Minggu, 16 Maret 2014

Tiga Era, Dua Blok dalam Satu Dirgantara Mandala

Salah satu obsesi dalam hidup saya hingga saat ini adalah mengunjungi museum-museum pesawat terbang dan penerbangan di dunia. Meski demikian, baru dua museum saja yang sudah saya kunjungi, selebihnya hanya menjumpai monumen-monumen pesawat terbang yang berada di pinggir jalan atau kebun binatang. Museum yang pernah saya ulas dalam blog ini adalah Aviodrome yang berlokasi di Lelystad, Belanda (simak di sini: http://budiarifvianto.blogspot.nl/2013/11/menyusuri-sejarah-penerbangan-belanda.html).
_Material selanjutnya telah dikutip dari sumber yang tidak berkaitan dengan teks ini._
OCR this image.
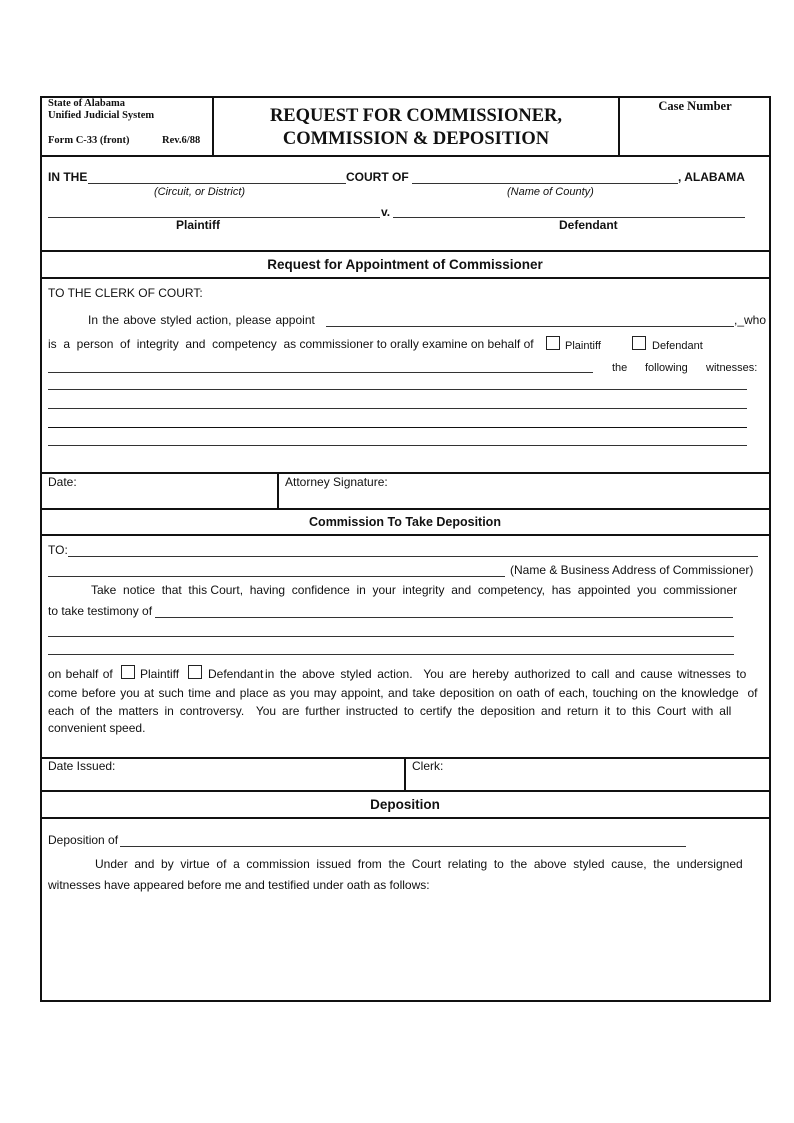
State of Alabama
Unified Judicial System
Form C-33 (front)	Rev.6/88
REQUEST FOR COMMISSIONER,
COMMISSION & DEPOSITION
Case Number
IN THE	COURT OF	, ALABAMA
(Circuit, or District)	(Name of County)
v.
Plaintiff	Defendant
Request for Appointment of Commissioner
TO THE CLERK OF COURT:
In the above styled action, please appoint	,_who
is  a  person  of  integrity  and  competency  as commissioner to orally examine on behalf of	Plaintiff	Defendant
the following witnesses:
Date:	Attorney Signature:
Commission To Take Deposition
TO:
(Name & Business Address of Commissioner)
Take  notice  that  this Court,  having  confidence  in  your  integrity  and  competency,  has  appointed  you  commissioner
to take testimony of
on behalf of Plaintiff Defendant in the above styled action.  You are hereby authorized to call and cause witnesses to
come before you at such time and place as you may appoint, and take deposition on oath of each, touching on the knowledge  of
each of the matters in controversy.  You are further instructed to certify the deposition and return it to this Court with all
convenient speed.
Date Issued:	Clerk:
Deposition
Deposition of
Under  and  by  virtue  of  a  commission  issued  from  the  Court  relating  to  the  above  styled  cause,  the  undersigned
witnesses have appeared before me and testified under oath as follows:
Saya mengunjungi museum ini pada bulan Mei tahun 2013 lalu. Satu lagi museum pesawat terbang yang ingin saya ulas dalam tulisan ini adalah Dirgantara Mandala, yang sebenarnya sudah saya kunjungi beberapa kali dan jauh hari sebelum kaki saya menginjakkan Aviodrome

Dirgantara Mandala berlokasi di kota kelahiran dan tempat tinggal saya, Yogyakarta, sehingga tidak sulit bagi saya untuk mengunjunginya. Menurut Wikipedia, museum pusat TNI Angkatan Udara (TNI AU) ini berdiri di Yogyakarta setelah dipindahkan dari Jakarta pada tahun 1978. Museum ini mengambil tempat di di kompleks TNI AU dan Bandara Adisutjipto. Letaknya yang menyempil di pinggiran kota memang membuatnya susah untuk dicari. Belum lagi, karena berada di kompleks militer, pengunjung diwajibkan melapor dan meninggallkan kartu identitas kepada petugas jaga di pintu gerbang setiap kali akan memasuki area museum tersebut. Saya mengunjungi museum ini pertama kali pada awal tahun 90-an, saat saya masih duduk di bangku sekolah dasar. Terakhir kali saya mengunjunginya pada tahun 2008 lalu. Tentu saja, dibandingkan dengan koleksinya 16 tahun sebelumnya, koleksi museum ini sudah bertambah dengan hadirnya beberapa pesawat TNI AU telah dipensiunkan setelah tahun 2000.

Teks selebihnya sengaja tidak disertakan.